A clinical group presented a dataset based on a convenience sample of about $n=600$ patients in 3-groups, with roughly $n=200$ in each group. Like a lot of groups, the request was "we want to use propensity matching to make the data more like a trial." Which really means to reduce confounder influences across the groups. To attack the problem, the following steps were taken:
- First, ANOVA (KW) was used to determine which potential baseline covariates were significantly different across the 3 treatment groups. Several were identified. Welch ANOVA was used if Bartlett's test was significant.
- Next, polytomous regression was used with the treatment group variable as the dependent and significant covariates as independent variables to determine the predictability of treatment group membership for subjects in each of the three treatment groups.

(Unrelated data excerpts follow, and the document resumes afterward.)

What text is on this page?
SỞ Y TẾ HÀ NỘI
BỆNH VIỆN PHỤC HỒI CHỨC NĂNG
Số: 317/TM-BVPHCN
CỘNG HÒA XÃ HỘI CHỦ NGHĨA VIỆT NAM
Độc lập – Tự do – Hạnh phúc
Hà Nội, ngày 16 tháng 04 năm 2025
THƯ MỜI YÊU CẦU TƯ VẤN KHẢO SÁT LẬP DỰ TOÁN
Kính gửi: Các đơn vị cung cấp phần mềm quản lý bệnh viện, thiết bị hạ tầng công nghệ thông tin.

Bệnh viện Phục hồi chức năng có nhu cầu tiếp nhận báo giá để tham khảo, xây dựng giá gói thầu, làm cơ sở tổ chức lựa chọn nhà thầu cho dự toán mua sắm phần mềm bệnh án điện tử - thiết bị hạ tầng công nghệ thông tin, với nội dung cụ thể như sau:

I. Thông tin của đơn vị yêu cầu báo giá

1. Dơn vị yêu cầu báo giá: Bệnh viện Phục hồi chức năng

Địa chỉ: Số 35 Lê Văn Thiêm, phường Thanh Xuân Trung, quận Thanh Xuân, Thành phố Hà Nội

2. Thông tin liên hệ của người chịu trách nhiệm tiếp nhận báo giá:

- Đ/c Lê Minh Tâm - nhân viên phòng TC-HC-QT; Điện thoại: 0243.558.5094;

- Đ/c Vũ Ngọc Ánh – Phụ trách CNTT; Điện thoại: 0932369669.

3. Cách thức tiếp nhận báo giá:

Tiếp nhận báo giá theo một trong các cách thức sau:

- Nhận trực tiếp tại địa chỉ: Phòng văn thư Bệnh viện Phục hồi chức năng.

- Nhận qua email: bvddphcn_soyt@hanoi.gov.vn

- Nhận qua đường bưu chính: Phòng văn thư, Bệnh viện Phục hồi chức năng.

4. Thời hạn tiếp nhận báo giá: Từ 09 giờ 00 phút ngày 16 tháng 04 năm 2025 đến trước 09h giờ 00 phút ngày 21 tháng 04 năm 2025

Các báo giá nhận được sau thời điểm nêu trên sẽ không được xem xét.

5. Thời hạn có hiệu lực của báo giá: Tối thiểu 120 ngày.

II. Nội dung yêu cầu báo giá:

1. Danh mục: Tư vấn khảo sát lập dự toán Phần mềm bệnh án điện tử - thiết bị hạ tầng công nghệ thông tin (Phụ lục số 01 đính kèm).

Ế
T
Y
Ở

It worked out that group membership prediction for only a small number of subjects in treatment group 1 was accurate, likely meaning that the significance during ANOVA was due to either differences between treatment groups 2 and 3, and group 1 was just noise.
Given this dilemma, the result indicate that a low chance of finding covariate values (i.e., group 1 logit values among group 1 subjects) in treatment group 1 subjects which are similar to group 2 and group 3-based logit values in group 2 and 3 subjects, respectively.

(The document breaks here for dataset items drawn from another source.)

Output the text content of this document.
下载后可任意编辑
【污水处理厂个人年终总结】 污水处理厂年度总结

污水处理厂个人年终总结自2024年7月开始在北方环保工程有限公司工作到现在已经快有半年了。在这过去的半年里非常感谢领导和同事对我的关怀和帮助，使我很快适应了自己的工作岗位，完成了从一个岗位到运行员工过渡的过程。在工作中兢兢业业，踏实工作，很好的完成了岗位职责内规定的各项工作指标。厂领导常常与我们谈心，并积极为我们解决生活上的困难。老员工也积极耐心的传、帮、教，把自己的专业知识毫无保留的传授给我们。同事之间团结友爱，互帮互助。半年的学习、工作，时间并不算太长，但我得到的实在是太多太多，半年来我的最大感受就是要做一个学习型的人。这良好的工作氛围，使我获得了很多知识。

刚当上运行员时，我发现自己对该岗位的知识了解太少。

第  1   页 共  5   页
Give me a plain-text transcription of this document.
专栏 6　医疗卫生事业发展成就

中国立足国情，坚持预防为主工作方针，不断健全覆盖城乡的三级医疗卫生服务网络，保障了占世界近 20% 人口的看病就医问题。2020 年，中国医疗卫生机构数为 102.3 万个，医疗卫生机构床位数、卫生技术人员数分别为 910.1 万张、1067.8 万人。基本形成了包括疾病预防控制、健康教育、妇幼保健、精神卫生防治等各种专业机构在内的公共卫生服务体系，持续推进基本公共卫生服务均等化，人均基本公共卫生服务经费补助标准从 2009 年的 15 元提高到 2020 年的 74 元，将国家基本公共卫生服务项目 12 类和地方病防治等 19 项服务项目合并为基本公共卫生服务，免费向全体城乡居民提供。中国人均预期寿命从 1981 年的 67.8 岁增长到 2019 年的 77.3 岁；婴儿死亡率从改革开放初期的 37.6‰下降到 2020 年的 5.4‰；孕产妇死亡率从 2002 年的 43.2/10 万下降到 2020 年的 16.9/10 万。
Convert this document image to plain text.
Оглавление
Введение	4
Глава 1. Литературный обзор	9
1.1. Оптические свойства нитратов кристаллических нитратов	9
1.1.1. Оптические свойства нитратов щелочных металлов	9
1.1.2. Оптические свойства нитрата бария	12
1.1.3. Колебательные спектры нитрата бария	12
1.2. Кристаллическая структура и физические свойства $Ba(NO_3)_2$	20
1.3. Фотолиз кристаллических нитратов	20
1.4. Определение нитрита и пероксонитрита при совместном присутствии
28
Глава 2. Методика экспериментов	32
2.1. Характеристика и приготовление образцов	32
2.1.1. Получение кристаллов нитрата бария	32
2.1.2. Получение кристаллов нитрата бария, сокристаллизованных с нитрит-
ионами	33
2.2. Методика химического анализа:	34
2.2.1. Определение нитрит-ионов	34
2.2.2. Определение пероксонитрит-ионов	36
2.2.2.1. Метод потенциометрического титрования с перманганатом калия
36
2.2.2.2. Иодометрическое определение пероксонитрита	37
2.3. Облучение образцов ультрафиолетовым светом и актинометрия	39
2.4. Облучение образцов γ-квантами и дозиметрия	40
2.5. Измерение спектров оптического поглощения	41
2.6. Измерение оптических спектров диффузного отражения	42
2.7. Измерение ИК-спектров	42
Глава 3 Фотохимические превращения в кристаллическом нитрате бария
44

Theoretically, if gender is a covariate, and the data were from a randomized control trial (subjects randomized to treatment groups) with an infinitely large sample size, you would be able to find an adequate number of males in treatment groups 1,2,3 and females in groups 1,2,3 whose logit values could be matched.
Here's the bad news. The treatment group 1 subjects are low risk for which standard of care was used, treatment group 2 was moderate therapy, and treatment group 3 was aggressive treatment. Therefore, the treatment group variable is dependent on disease severity, or low, moderate, and high risk. The problem which is occurring is that the pre-treatment assignment to treat with standard of care (group 1) for low risk-severity subjects drives their baseline covariate values to take on characteristics different group 2 and 3 covariate patterns.
Essentially, the problem is that propensity matching is meant for covariates whose patterns can be matched in different treatment groups (i.e., randomized trials, for which treatment is not related to disease severity). In addition, most groups use propensity matching with trial data and then split the dataset from a different angle using a confounder such as low risk/high-risk based on groups or a median split of a continuous covariate.
In summary, I believe propensity matching is not preferred for convenience-sample data and a grouping variable which is the treatment choice dependent on disease severity (risk), as it results in unbalanced covariate patterns which are difficult to match when using the logits for matching.
QUESTION: In light of the above described attempt to evaluate the ability to perform propensity matching for such a convenience sample, is there an alternative approach to propensity matching?